What FoodAnthropology is Reading Now, April 26th, 2017

Jo Hunter-Adams

A brief digest of food and nutrition-related items that caught our attention recently. Got items you think we should include? Send links and brief descriptions to dberiss@gmail.com or hunterjo@gmail.com.

It’s always a good idea to start with coffee: Over at The Irrawaddy, there was this article about the evolving coffee culture in Rangoon, and how it intersects with the age-old tea culture:

The scene reminds me of home, and comes back to me every time I am away. In a country where tea culture has reigned dominant for decades, these shops occupy nearly every corner of commercial capital Rangoon’s streets. However, in recent years, Rangoon has witnessed an emerging coffee scene among its middle class and expatriate community that challenges these existing shops.

This past week, the NYTimes featured this story about turning old bread into ale:

“It’s a really creative solution to a pretty insurmountable problem,” Mr. Barber said of the beer, which he paired with his cured waste-fed pig.

On the theme of food waste, this article gave us some insight into other things happening in the world of food waste, one in Brazil:

A popular event to highlight the issue of food waste is the Disco Xepa (Disco Soup)—a collective cooking activity involving the preparation of otherwise wasted food into a soup that is served to anyone who joins. The word Xepa in Brazilian Portuguese refers to products that people purchase at the end of the day for low or no cost, because they didn’t sell. Disco Xepa events are open to the public and to all ages. The goal is “not just to party or to cook; but also to educate on food waste”.

Then there is the much anticipated Wasted!, a film that will be showing at the Tribeca film festival:

“We realized that this was something that was really important in this world, and we decided that we wanted to highlight this kind of passion, and show consumers how they, too, could impact food waste reduction, because it’s a staggering problem that people don’t know about.”

In the NYTimes was this article about salt, as an excerpt from Samin Nosrat’s Salt, Fat, Acid, heat:

Chefs have their saline allegiances and will offer lengthy, impassioned arguments about why one variety of salt is superior to another. But what matters most is that you’re familiar with whichever salt you use. Is it coarse or fine? How much does it take to make a roast chicken taste just right?

MotherJones also ran a story about the upcoming book. Nosrat is one of the stars of Michael Pollan’s Cooked. Which immediately makes me want to to read it.

While I’m trying not to automatically focus on Trump’s latest policies, especially since I’m South African, living in South Africa. Yet everything the current U.S. administration does has ripple effects that reach many bits of our daily lives, even this far away. For example, the Chicago Tribune recently ran an article on the slashing of foreign aid. Of course, there is plenty of room for debate over the roles of food aid in the global food system. Still, this paragraph captures the gravity of the cuts:

Likewise, the Bureau for Food Security is slated to lose 68 percent of its funding. This would reduce development aid geared toward preventing food shortages and may instead force the U.S. and other donor countries to spend more resources on emergency food assistance. The U.S. Global Leadership Coalition, a pro-development advocacy group, estimates the steep cuts could result in as many as 13 million people losing access to food aid, and more than 5 million children losing access to aid meant to combat stunting.

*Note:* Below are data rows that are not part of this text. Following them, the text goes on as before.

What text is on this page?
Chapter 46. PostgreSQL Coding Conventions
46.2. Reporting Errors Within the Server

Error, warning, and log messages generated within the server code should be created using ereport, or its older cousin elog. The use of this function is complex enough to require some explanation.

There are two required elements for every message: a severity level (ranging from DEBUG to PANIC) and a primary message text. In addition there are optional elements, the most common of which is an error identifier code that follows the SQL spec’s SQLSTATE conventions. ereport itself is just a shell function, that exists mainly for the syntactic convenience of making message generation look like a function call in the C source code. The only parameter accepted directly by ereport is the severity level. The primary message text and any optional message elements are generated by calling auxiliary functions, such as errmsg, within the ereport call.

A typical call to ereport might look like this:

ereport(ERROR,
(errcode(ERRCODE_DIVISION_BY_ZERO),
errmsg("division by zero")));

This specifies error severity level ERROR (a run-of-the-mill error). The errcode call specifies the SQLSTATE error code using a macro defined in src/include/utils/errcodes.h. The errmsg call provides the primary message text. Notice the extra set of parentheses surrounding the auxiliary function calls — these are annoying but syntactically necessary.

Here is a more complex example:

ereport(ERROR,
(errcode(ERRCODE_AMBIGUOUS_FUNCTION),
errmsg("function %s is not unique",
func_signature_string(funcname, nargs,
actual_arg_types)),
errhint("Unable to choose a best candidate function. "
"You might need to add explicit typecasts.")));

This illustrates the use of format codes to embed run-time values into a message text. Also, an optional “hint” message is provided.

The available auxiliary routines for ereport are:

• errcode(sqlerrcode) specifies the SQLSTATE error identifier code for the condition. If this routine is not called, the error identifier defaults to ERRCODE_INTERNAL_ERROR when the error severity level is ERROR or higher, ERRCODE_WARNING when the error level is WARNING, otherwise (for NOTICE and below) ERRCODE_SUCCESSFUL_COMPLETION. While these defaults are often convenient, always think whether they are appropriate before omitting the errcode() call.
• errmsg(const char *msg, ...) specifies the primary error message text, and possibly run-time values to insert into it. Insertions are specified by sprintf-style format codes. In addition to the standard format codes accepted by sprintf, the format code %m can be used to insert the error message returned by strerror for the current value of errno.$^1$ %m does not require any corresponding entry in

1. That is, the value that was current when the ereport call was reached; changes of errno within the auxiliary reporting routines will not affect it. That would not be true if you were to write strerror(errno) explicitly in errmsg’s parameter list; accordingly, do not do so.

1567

The Washington Post also had a story about food aid this past week:

As President Barack Obama’s experience shows, it would take a major push from the White House to achieve even incremental change. If he’s really interested in improving the cost-effectiveness of aid, as opposed to slashing it as an expression of ideology, President Trump would spend some of his political capital on the cause. Of course, that would also require him to depart from the simplistic “buy American” mind-set he has repeatedly expressed — and whose counterproductive effects the U.S. food-aid program epitomizes.

Here in South Africa, low carb high fat (LCHF) diets have been taking hold of our middle and upper classes, led by a sports medicine celebrity doctor Tim Noakes. This has not been without resistance, and Tim Noakes has been embroiled in a court case over advice given over twitter. He was recently found not guilty, so maybe we can return to broader questions of diet in the context of rapidly changing food environments. Yup, I think LCHF is a distraction away from the real issues.

One of these real issues are the upcoming mergers between large agro-chemical corporations: the proposed merger between Dow Chemical and Dupont, between Bayer and Monsanto, and between ChemChina and Syngenta. Here’s a publication giving the lay of the land in the South African context:

It is tautological to point out that any firm controlling inputs into production – and in the agricultural sector, this entails soil data, climate and weather patterns, historical data on crop yields, seed, agrochemicals and fertilisers, and (precision farming) machinery – will gain tremendous control over the market and sector and therefore exercise tremendous control over farmers by dictating to them what to do rather than provide services to the farmer (ETC Group, 2015). This directly ties in with the alienation of farmers from the productive processes. At the time of Pioneer’s acquisition of Pannar, ACB (2012) documented how further corporate concentration in the seed sector – and throughout the agrofood system from input supply to retailing – will exacerbate the existing situation whereby farmers are becoming irreversibly disconnected from breeding processes.